Song was recorded with a directional condenser microphone (model AT835b, Audio Technica, Stow, OH, USA) positioned about 0.5 m from the bird. All walls of the experimental room were covered with 5 cm thick fiber glass core, mylar encapsulated sound absorbing panels (Acoustical Surfaces, Inc., Chaska, MN, USA) to minimize sound reflection.

A lateral view of the supra-syringeal vocal tract during song was recorded by cineradiography of the spontaneously singing bird as it sat on the perch in front of the C-arm image intensifier. It was not possible to record from a frontal view because of the X-ray opaque markers in the tongue (see below) not being visible against the dense skull and beak. During most experiments, the C-arm was operated in a digital cine mode at 30 frames s−1 at about 50 kVp and 24 mA. Each frame was produced by one 10 ms X-ray pulse and had an image resolution of 1 k×1 k pixels. In most experiments, the digital signal from the fluoroscope was recorded on a video recorder (Sony GVD-1000 Video Walkman, MiniDV format, 480×480 pixels) and the bird's vocalizations were recorded on the audio channel of the video recorder.
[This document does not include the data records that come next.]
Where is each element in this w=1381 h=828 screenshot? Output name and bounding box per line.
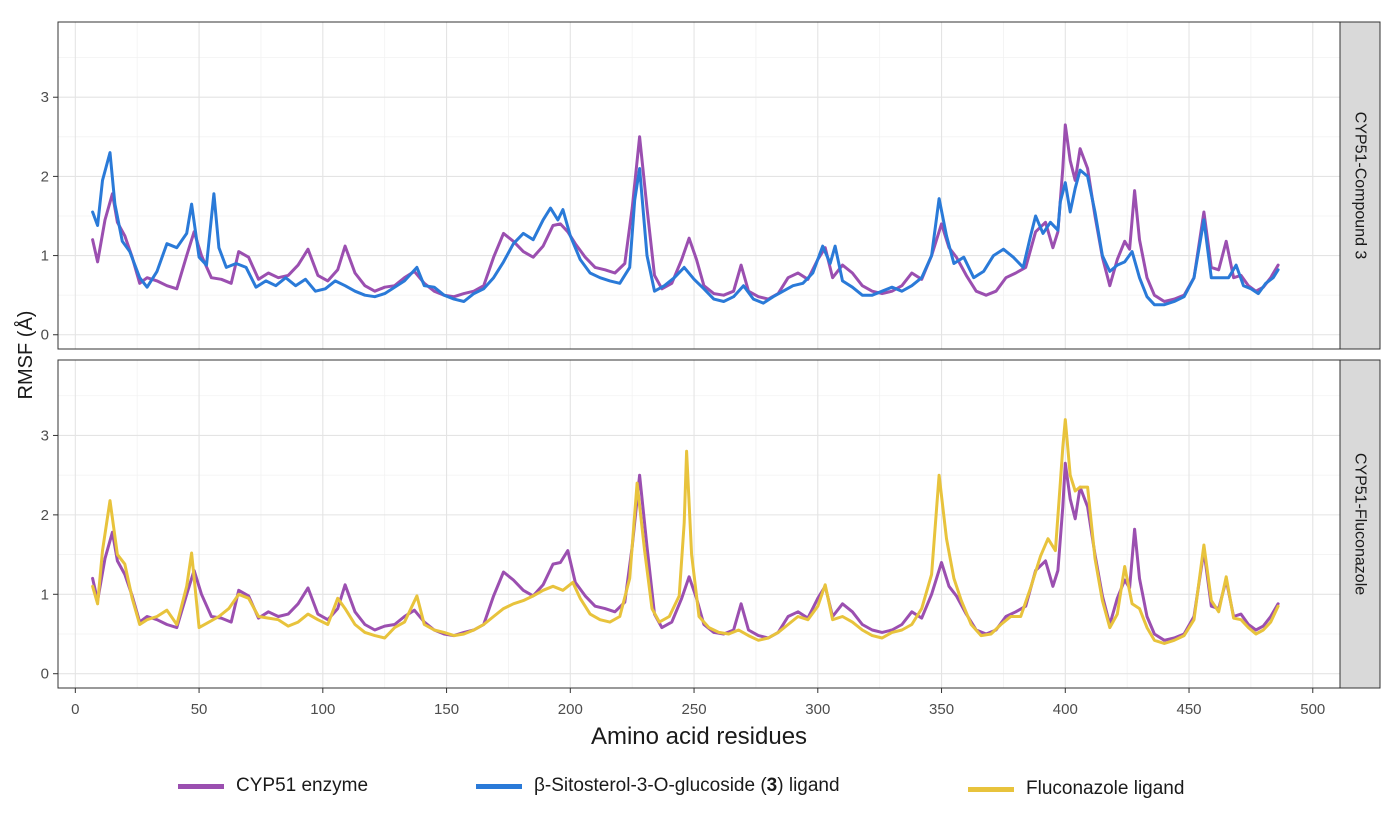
y-tick-label: 3 <box>41 427 49 444</box>
panel-border <box>57 21 1341 350</box>
panel-border <box>57 359 1341 689</box>
x-tick-label: 250 <box>682 701 707 718</box>
series-line-1-1 <box>91 418 1280 645</box>
legend-swatch-sitosterol <box>476 783 522 789</box>
legend-label-fluconazole: Fluconazole ligand <box>1026 778 1185 799</box>
series-line-0-0 <box>91 123 1280 303</box>
y-tick-label: 0 <box>41 327 49 344</box>
x-tick-label: 400 <box>1053 701 1078 718</box>
y-axis-title: RMSF (Å) <box>14 311 37 400</box>
x-tick-label: 450 <box>1177 701 1202 718</box>
legend-label-sitosterol: β-Sitosterol-3-O-glucoside (3) ligand <box>534 775 840 796</box>
legend-item-sitosterol: β-Sitosterol-3-O-glucoside (3) ligand <box>476 775 840 797</box>
x-tick-label: 200 <box>558 701 583 718</box>
x-tick-label: 500 <box>1300 701 1325 718</box>
y-tick-label: 0 <box>41 666 49 683</box>
legend-swatch-cyp51 <box>178 783 224 789</box>
facet-strip <box>1339 21 1381 350</box>
x-tick-label: 50 <box>191 701 208 718</box>
series-line-0-1 <box>91 151 1280 307</box>
x-axis-title: Amino acid residues <box>591 723 807 750</box>
x-tick-label: 0 <box>71 701 79 718</box>
y-tick-label: 2 <box>41 507 49 524</box>
y-tick-label: 1 <box>41 248 49 265</box>
facet-strip <box>1339 359 1381 689</box>
legend-swatch-fluconazole <box>968 786 1014 792</box>
legend-item-fluconazole: Fluconazole ligand <box>968 778 1184 800</box>
legend-item-cyp51: CYP51 enzyme <box>178 775 368 797</box>
x-tick-label: 300 <box>805 701 830 718</box>
facet-strip-label: CYP51-Compound 3 <box>1352 112 1369 260</box>
y-tick-label: 3 <box>41 89 49 106</box>
y-tick-label: 2 <box>41 168 49 185</box>
chart-legend: CYP51 enzyme β-Sitosterol-3-O-glucoside … <box>0 770 1381 810</box>
facet-strip-label: CYP51-Fluconazole <box>1352 453 1369 595</box>
x-tick-label: 350 <box>929 701 954 718</box>
legend-label-cyp51: CYP51 enzyme <box>236 775 369 796</box>
x-tick-label: 100 <box>310 701 335 718</box>
x-tick-label: 150 <box>434 701 459 718</box>
y-tick-label: 1 <box>41 586 49 603</box>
During an experiment, the experimenter was outside the room watching the bird on a video monitor and listening on headphones for song. If the bird sang while sitting in a position that gave a good lateral view of the head, the experimenter turned on the C-arm X-ray tube. Afterwards, relevant sequences of the X-ray movies were digitized and rendered at 30 frames s−1 (video) and concurrent vocalizations were digitized at 48 kHz sampling rate using the software Vegas Video, version 5.0 (Sonic Foundry, Madison, WI, USA). All data files were corrected for a recording delay of approximately 114 ms in the video relative to the audio.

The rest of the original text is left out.